Real Examples: Products I’ve Redesigned (And What I Learned)
Notion’s Empty States (4 hours)
Original problem: Too much text, not enough visual guidance. New users see walls of gray text and don’t know where to start.
What I changed: Visual hierarchy, fewer words, clearer entry points. One primary action per empty state.
What I learned: Empty states are underrated. They’re the first impression for most features. Treat them like landing pages.
Linear’s Onboarding (3 hours)
Original problem: Assumes you already understand issue tracking. Beautiful UI, but assumes context most new users don’t have.
What I changed: Progressive disclosure. Start with “What problem are you trying to solve?” not “Configure your workflow.”
What I learned: Beautiful design can still have terrible UX design. Polish doesn’t fix unclear purpose.
Webflow’s Pricing Page (2 hours)
Original problem: Three tiers with unclear differentiation. No obvious “best choice.” Pricing logic requires spreadsheet comparison.
What I changed: Clearer tier positioning. One recommended tier. Feature comparison that actually helps decide.
What I learned: Pricing pages fail when they try to be neutral. Pick a hero tier. Make the choice obvious.

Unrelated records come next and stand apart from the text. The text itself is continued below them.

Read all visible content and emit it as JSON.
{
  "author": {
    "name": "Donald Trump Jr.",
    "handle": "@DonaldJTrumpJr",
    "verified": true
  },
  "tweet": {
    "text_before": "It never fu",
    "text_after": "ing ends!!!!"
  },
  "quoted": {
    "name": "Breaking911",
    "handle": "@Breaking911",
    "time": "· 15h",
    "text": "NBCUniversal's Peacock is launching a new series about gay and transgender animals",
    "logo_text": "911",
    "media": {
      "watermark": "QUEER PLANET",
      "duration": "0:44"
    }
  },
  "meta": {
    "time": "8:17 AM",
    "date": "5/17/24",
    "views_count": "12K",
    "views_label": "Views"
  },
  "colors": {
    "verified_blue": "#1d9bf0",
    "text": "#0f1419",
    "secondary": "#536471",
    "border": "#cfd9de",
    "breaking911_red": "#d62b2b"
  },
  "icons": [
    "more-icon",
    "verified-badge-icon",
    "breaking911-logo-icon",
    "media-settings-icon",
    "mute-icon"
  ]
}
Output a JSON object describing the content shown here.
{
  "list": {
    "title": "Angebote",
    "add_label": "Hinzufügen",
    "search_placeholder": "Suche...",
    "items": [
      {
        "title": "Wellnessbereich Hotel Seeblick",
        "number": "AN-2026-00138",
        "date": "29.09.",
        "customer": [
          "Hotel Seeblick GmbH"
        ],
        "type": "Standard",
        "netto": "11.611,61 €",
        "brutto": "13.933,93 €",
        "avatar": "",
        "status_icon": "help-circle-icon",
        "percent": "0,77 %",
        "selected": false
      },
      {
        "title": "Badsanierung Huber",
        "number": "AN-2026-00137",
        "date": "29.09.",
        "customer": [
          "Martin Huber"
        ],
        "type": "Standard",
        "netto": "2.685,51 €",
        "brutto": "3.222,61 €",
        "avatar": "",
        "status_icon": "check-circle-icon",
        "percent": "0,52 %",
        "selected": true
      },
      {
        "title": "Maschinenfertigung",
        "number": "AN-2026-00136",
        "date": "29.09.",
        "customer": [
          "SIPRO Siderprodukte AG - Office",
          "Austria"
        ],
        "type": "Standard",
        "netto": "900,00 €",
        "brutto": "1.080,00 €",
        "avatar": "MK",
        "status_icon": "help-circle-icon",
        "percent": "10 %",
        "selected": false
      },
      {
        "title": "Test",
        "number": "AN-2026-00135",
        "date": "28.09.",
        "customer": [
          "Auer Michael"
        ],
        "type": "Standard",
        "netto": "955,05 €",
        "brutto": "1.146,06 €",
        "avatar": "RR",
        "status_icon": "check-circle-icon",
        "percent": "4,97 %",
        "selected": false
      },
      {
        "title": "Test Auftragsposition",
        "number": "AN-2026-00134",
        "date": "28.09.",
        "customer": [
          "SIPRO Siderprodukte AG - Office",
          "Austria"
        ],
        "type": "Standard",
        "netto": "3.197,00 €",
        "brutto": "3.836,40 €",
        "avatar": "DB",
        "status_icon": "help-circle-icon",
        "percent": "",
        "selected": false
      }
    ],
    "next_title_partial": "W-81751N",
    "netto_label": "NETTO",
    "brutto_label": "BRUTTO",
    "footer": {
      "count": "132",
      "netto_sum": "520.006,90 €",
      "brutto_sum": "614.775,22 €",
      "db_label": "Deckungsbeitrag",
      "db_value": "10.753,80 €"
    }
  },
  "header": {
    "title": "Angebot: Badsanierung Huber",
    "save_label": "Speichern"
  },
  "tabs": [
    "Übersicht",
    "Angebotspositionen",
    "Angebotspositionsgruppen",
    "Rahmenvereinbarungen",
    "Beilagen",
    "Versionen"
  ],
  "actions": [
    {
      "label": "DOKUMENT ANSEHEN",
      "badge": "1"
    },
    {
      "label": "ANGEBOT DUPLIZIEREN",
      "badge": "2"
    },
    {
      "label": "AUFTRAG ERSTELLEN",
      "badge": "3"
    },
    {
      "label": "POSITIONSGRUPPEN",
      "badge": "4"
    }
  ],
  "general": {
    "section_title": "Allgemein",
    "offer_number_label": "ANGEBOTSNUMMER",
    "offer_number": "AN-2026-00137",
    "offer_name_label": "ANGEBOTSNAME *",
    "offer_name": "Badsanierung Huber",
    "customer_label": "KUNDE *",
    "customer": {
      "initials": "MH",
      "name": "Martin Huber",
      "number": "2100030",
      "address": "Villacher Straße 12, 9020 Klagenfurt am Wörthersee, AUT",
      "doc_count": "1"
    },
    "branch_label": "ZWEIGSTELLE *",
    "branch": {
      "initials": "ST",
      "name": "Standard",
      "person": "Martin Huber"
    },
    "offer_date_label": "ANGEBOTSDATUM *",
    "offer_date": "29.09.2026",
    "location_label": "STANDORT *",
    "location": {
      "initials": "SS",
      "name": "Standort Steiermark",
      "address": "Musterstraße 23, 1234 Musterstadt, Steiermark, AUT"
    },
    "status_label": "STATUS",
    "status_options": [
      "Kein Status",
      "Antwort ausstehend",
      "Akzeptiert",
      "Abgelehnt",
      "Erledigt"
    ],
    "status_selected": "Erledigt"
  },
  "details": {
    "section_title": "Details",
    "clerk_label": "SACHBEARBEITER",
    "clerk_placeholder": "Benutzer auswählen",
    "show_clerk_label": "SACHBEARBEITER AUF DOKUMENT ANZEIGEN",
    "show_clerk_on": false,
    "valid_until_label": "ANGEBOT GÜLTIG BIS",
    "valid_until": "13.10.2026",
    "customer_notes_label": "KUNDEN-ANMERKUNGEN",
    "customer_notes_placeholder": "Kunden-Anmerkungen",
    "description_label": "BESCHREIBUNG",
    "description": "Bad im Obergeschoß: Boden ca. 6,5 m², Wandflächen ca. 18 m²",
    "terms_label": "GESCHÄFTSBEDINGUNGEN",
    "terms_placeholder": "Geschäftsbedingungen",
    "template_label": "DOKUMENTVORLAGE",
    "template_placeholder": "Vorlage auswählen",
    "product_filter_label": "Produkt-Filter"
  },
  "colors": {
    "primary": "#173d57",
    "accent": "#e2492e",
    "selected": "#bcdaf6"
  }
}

When Unsolicited Redesigns Actually Lead to Client Work
Sometimes a product I redesigned ends up emailing me. Not because I showed them. Because I’d already spent time thinking about their product, and when they needed product design help, my name came up.
How this actually happens:
Someone from that company sees my LinkedIn profile. Checks my work. Realizes I’ve thought about products in their space. Reaches out.
Or: I mention in a conversation that I’ve been thinking about their problem space. They ask to see. I already have a prototype.
Or: I write about the patterns I noticed while doing these redesigns. Someone with the same problem finds it.
The creative attention wasn’t wasted. It finds its way back.
How to Use Unsolicited Redesigns in Your Design Portfolio
Most designer portfolios are locked behind NDAs or look identical to everyone else’s. Unsolicited redesigns can differentiate you – if you do them right.
What to include:
Context: Why this product? What problem did you notice?
Process: Show thinking, not just final screens. What did you try? What didn’t work?
Decisions: Explain why you made specific choices. “I moved this because…” not “I made it better.”
Constraints: Acknowledge what you don’t know. “I’m assuming X, but in a real project I’d validate with Y.”
What not to include:
Don’t position it as “fixing” someone’s bad work. Position it as exploration.
Don’t pretend you have context you don’t have. “Here’s how I’d approach this given what I can see.”
Don’t make it your entire portfolio. Mix unsolicited work with real client work.
The best unsolicited redesigns show:
What kind of work you want to do
How you think through problems
Your taste and judgment
Your ability to explain decisions
Redesigning without permission isn’t about being right. It’s about being interested.
It’s a design impulse born from curiosity, care, and maybe a tiny bit of control-freak energy. But mostly? It’s how designers practice when nobody’s watching.
So if you catch me quietly redesigning your empty states or tweaking your mobile nav at 11 PM…
I’m not judging. I’m learning. And probably making my own work better in the process.